Le film s'achève, avant même d'aborder la carrière hollywoodienne bien connue de Spielberg, sur la rencontre décisive de Sammy avec le réalisateur John Ford, incarné par David Lynch, qui lui livre une leçon de mise en scène aussi brève que définitive sur la composition de l'horizon dans un plan. Cette scène finale, aussi drôle qu'initiatique, referme le récit sur le moment précis où Sammy comprend intuitivement les règles fondamentales de son art, plutôt que sur un aboutissement narratif classique de sa vie personnelle. En choisissant de clore son film sur cette rencontre plutôt que sur la suite bien connue de sa carrière, Spielberg affirme que ce n'est pas le succès à venir qui importe, mais bien le moment de la révélation d'une vocation.
Le titre The Fabelmans désigne le nom de famille fictif donné par Steven Spielberg à sa propre famille pour les besoins de ce récit semi-autobiographique, un choix qui évoque directement le mot anglais fable, désignant un récit à visée souvent morale ou allégorique. Ce nom de famille inventé permet au réalisateur de revendiquer une part de fiction et de recomposition narrative dans une histoire par ailleurs très largement inspirée de faits réels, tout en évitant de figer son récit dans une exactitude biographique stricte. Le titre annonce ainsi la nature hybride du film, à la fois mémoire intime et œuvre de fiction assumée, cohérente avec la réflexion du film sur le pouvoir du cinéma à transformer et à éclairer le réel.
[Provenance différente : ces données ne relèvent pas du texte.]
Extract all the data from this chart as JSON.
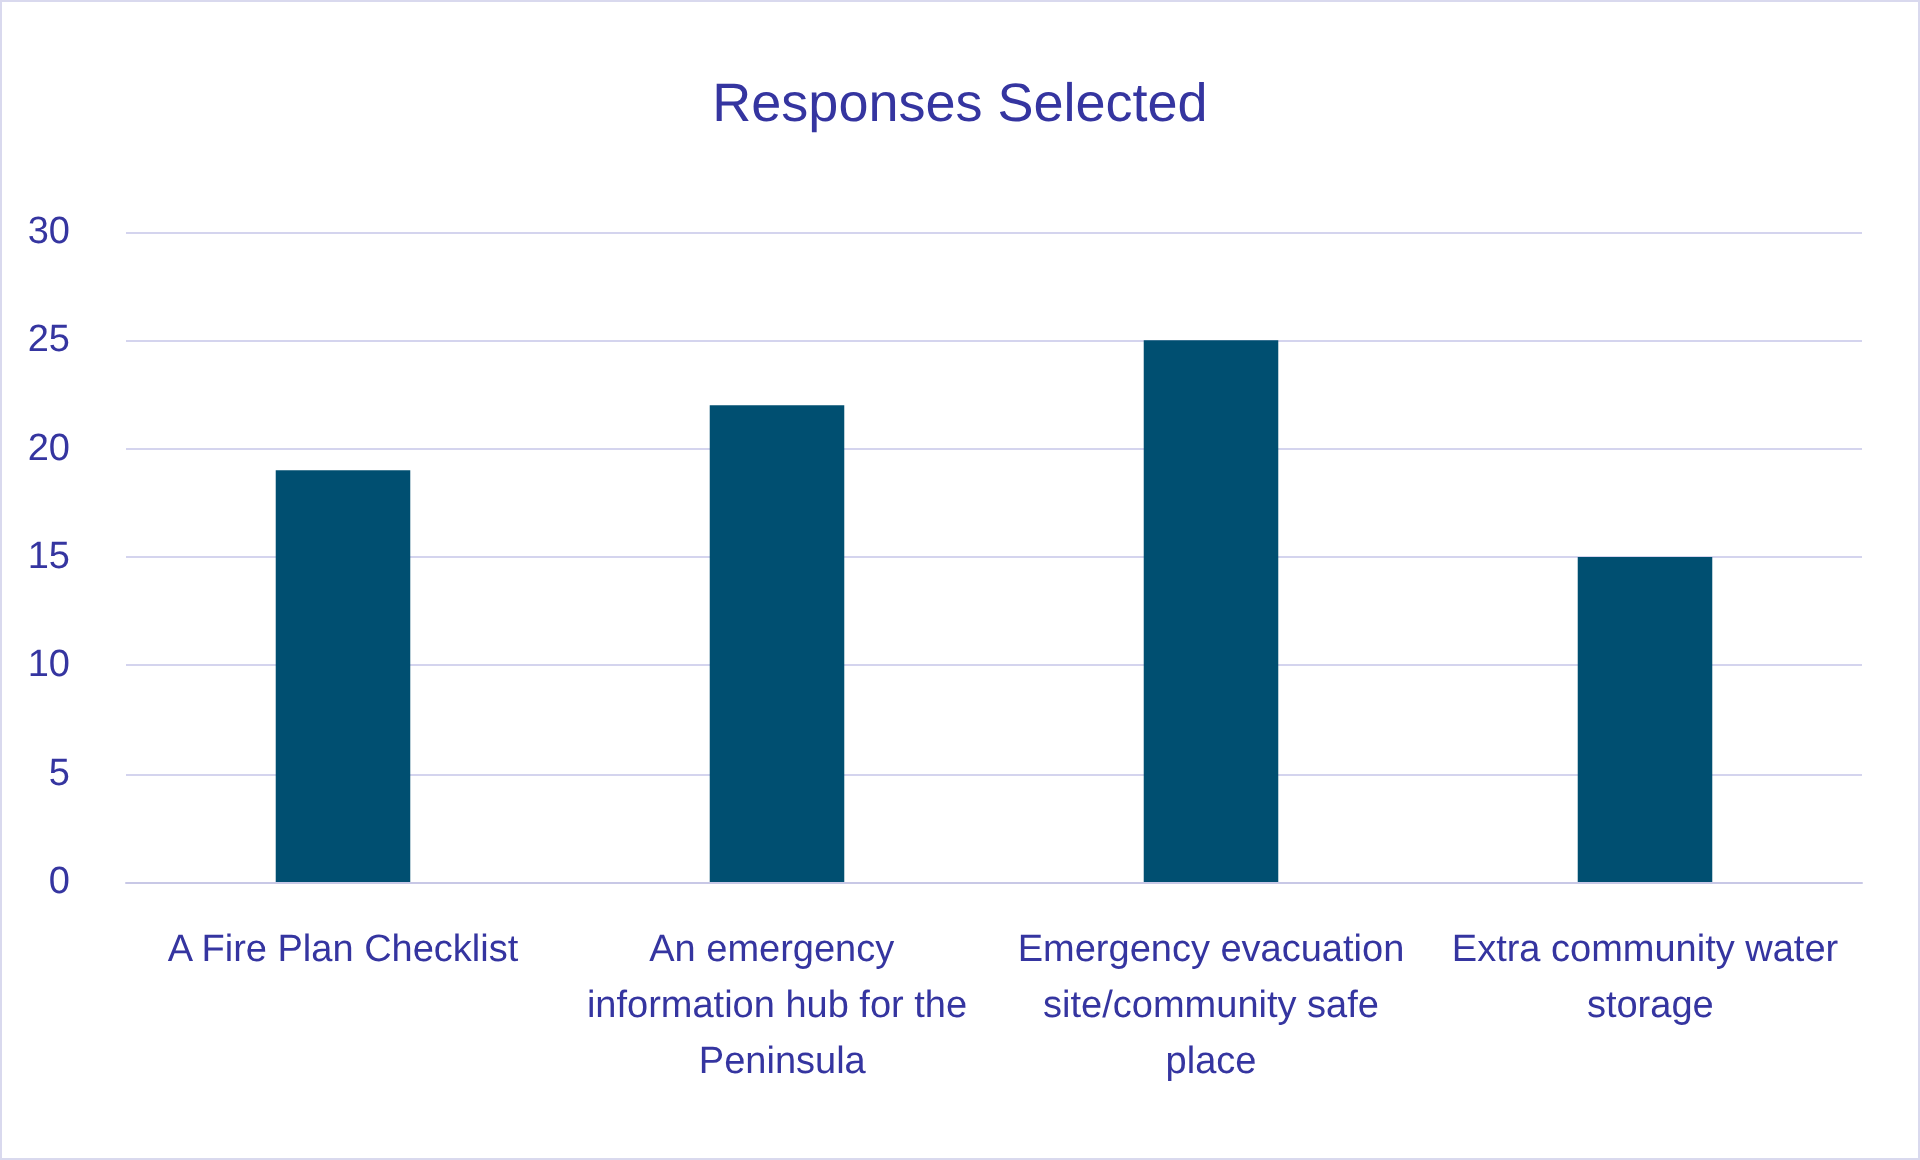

La musique du film, composée par John Williams pour sa vingt-neuvième collaboration avec Steven Spielberg en cinquante ans, se distingue par sa retenue et sa subtilité inhabituelles, privilégiant l'émotion et la nostalgie à l'ampleur symphonique plus spectaculaire habituellement associée au compositeur.
Après sa première mondiale au Festival International du Film de Toronto en septembre 2022, où il a remporté le Prix du public, The Fabelmans est sorti aux États-Unis le 23 novembre 2022 puis en France le 22 février 2023. Le film a obtenu sept nominations aux Oscars 2023, dont celles du meilleur film et du meilleur réalisateur, confirmant la reconnaissance de la profession pour ce projet le plus personnel de la carrière de Steven Spielberg.
Les amateurs de ce récit d'apprentissage cinéphile pourront se tourner vers Cinema Paradiso de Giuseppe Tornatore, autre grande déclaration d'amour au septième art à travers le regard d'un enfant, ou vers Belfast de Kenneth Branagh, autre film semi-autobiographique sur une enfance marquée par les bouleversements familiaux, sorti la même année.